While everyone is concentrating on the costs of changing coinage metals, there is a missing point: even if the US Mint was able obtain the copper covered zinc planchets for the cent at no cost, the US Mint will lose 0.62-cents per cent struck just for the labor and administrative costs.

In 2009, the US Mint shipped $777 million in circulating coins after shipping over $1.2 billion in 2008. The 40-percent reduction in production also was matched by a 40-percent reduction in the amount the US Mint spent on the metals. In other words, the increase in the costs of metals between 2008 and 2009 was minimal. However, the cost to produce the 40-percent fewer coins cost the US Mint 1.1-percent more in 2009! With presses sitting idle for long periods of time for the first time in many years, the US Mint paid $98.1 million in 2009 for striking few coins and costing $97 million in 2008.

The US Mint documents the costs in the Annual Report as Sales, General & Administrative (SGA).

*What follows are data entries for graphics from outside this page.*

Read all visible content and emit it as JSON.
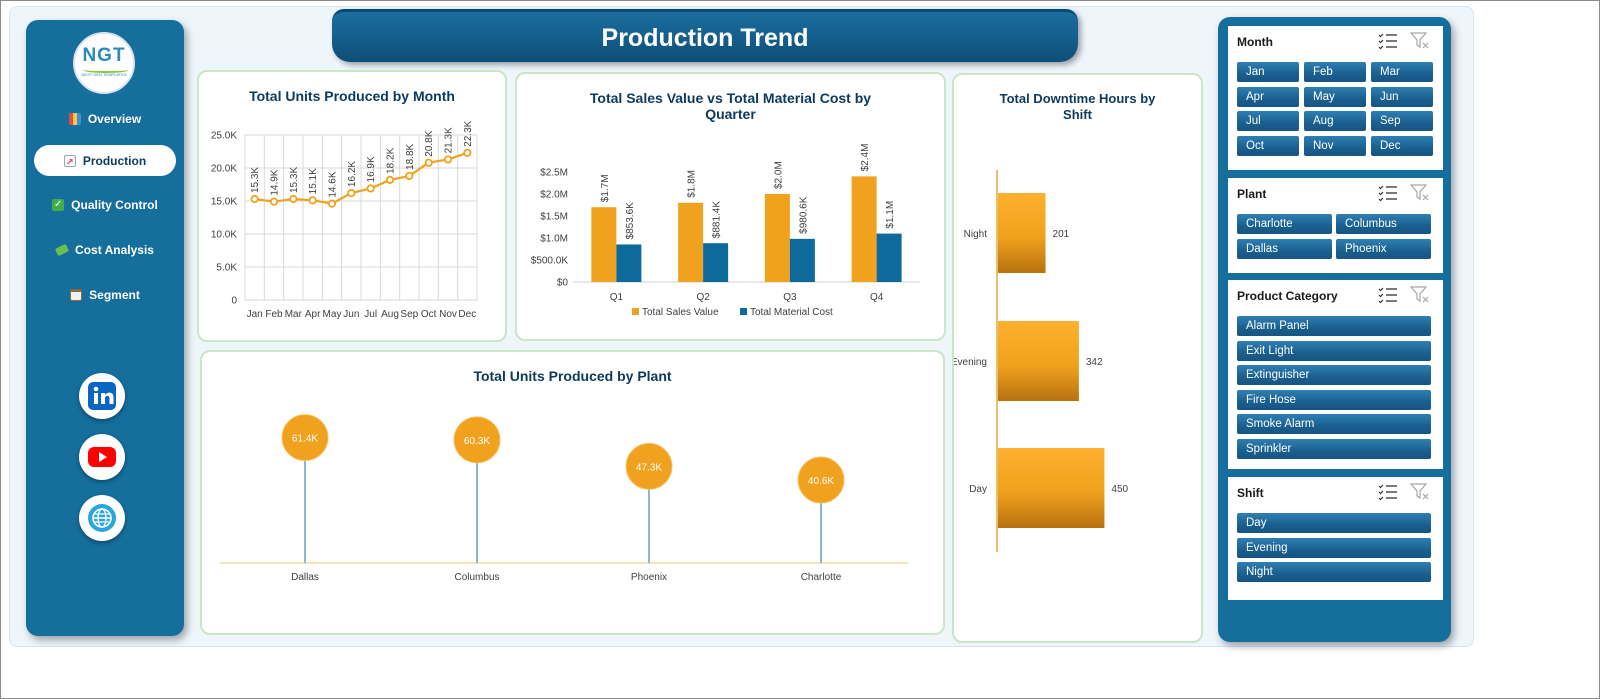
{
  "title": "Production Trend",
  "logo": {
    "text": "NGT",
    "subtext": "NEXT GEN TEMPLATES"
  },
  "nav": [
    {
      "label": "Overview",
      "icon": "bar-chart-icon",
      "active": false
    },
    {
      "label": "Production",
      "icon": "trend-chart-icon",
      "active": true
    },
    {
      "label": "Quality Control",
      "icon": "checkmark-icon",
      "active": false
    },
    {
      "label": "Cost Analysis",
      "icon": "money-icon",
      "active": false
    },
    {
      "label": "Segment",
      "icon": "clipboard-icon",
      "active": false
    }
  ],
  "social": [
    {
      "name": "linkedin-icon",
      "color": "#0a66c2"
    },
    {
      "name": "youtube-icon",
      "color": "#ff0000"
    },
    {
      "name": "website-globe-icon",
      "color": "#1a6fb0"
    }
  ],
  "colors": {
    "accent": "#156e9c",
    "orange": "#f0a21e",
    "navy": "#0f6a9c",
    "title": "#0d3a5c"
  },
  "charts": {
    "monthly": {
      "title": "Total Units Produced by Month",
      "chart_data": {
        "type": "line",
        "categories": [
          "Jan",
          "Feb",
          "Mar",
          "Apr",
          "May",
          "Jun",
          "Jul",
          "Aug",
          "Sep",
          "Oct",
          "Nov",
          "Dec"
        ],
        "values": [
          15300,
          14900,
          15300,
          15100,
          14600,
          16200,
          16900,
          18200,
          18800,
          20800,
          21300,
          22300
        ],
        "labels": [
          "15.3K",
          "14.9K",
          "15.3K",
          "15.1K",
          "14.6K",
          "16.2K",
          "16.9K",
          "18.2K",
          "18.8K",
          "20.8K",
          "21.3K",
          "22.3K"
        ],
        "yticks": [
          "0",
          "5.0K",
          "10.0K",
          "15.0K",
          "20.0K",
          "25.0K"
        ],
        "ylim": [
          0,
          25000
        ],
        "grid": true,
        "color": "#f0a21e"
      }
    },
    "quarterly": {
      "title_line1": "Total Sales Value vs Total Material Cost by",
      "title_line2": "Quarter",
      "chart_data": {
        "type": "bar",
        "categories": [
          "Q1",
          "Q2",
          "Q3",
          "Q4"
        ],
        "series": [
          {
            "name": "Total Sales Value",
            "values": [
              1700000,
              1800000,
              2000000,
              2400000
            ],
            "labels": [
              "$1.7M",
              "$1.8M",
              "$2.0M",
              "$2.4M"
            ],
            "color": "#f0a21e"
          },
          {
            "name": "Total Material Cost",
            "values": [
              853600,
              881400,
              980600,
              1100000
            ],
            "labels": [
              "$853.6K",
              "$881.4K",
              "$980.6K",
              "$1.1M"
            ],
            "color": "#0f6a9c"
          }
        ],
        "yticks": [
          "$0",
          "$500.0K",
          "$1.0M",
          "$1.5M",
          "$2.0M",
          "$2.5M"
        ],
        "ylim": [
          0,
          2500000
        ],
        "legend": "bottom"
      }
    },
    "plant": {
      "title": "Total Units Produced by Plant",
      "chart_data": {
        "type": "lollipop",
        "categories": [
          "Dallas",
          "Columbus",
          "Phoenix",
          "Charlotte"
        ],
        "values": [
          61400,
          60300,
          47300,
          40600
        ],
        "labels": [
          "61.4K",
          "60.3K",
          "47.3K",
          "40.6K"
        ],
        "color": "#f0a21e"
      }
    },
    "downtime": {
      "title_line1": "Total Downtime Hours by",
      "title_line2": "Shift",
      "chart_data": {
        "type": "bar",
        "orientation": "horizontal",
        "categories": [
          "Night",
          "Evening",
          "Day"
        ],
        "values": [
          201,
          342,
          450
        ],
        "labels": [
          "201",
          "342",
          "450"
        ],
        "color": "#f0a21e"
      }
    }
  },
  "slicers": [
    {
      "title": "Month",
      "items": [
        "Jan",
        "Feb",
        "Mar",
        "Apr",
        "May",
        "Jun",
        "Jul",
        "Aug",
        "Sep",
        "Oct",
        "Nov",
        "Dec"
      ]
    },
    {
      "title": "Plant",
      "items": [
        "Charlotte",
        "Columbus",
        "Dallas",
        "Phoenix"
      ]
    },
    {
      "title": "Product Category",
      "items": [
        "Alarm Panel",
        "Exit Light",
        "Extinguisher",
        "Fire Hose",
        "Smoke Alarm",
        "Sprinkler"
      ]
    },
    {
      "title": "Shift",
      "items": [
        "Day",
        "Evening",
        "Night"
      ]
    }
  ]
}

In the Annual Report the reported SGA from 2006 through 2009 has remained stable. Increases have roughly followed the rate of inflation. When looking at the SGA for individual coins, the US Mint spent $65.3 million to sell $459 million one-dollar coins to the Federal Reserve in 2009. In 2008, it cost $52.2 million to sell $475 million one-dollar coins.

The US Mint’s core responsibility is to manufacture the coins required by the Federal Reserve for commerce. In 2009, the seigniorage for business strikes was $427.8 million while making $32.7 million for bullion sales.

The problem is not the cost of the metals. The problem is the inefficiency of operations at the US Mint. “In FY 2009,” the US Mint’s FY2009 Annual Report reads, “the worsening economic environment challenged our ability to maintain efficient manufacturing operations but also presented opportunities for long-term efficiency gains.” Then where are the efficiencies? If the US Mint has an efficient manufacturing process, then why did it cost the US Mint 1.1-percent more in 2009 to producing 40-percent fewer coins than they did in 2008?

If the Obama Administration wants the US Mint to produce more in seigniorage, then the place to start is to immediately replace the political hack that is the current director. A replacement should be someone that has had a manufacturing background working in a regulated environment to lead the US Mint forward.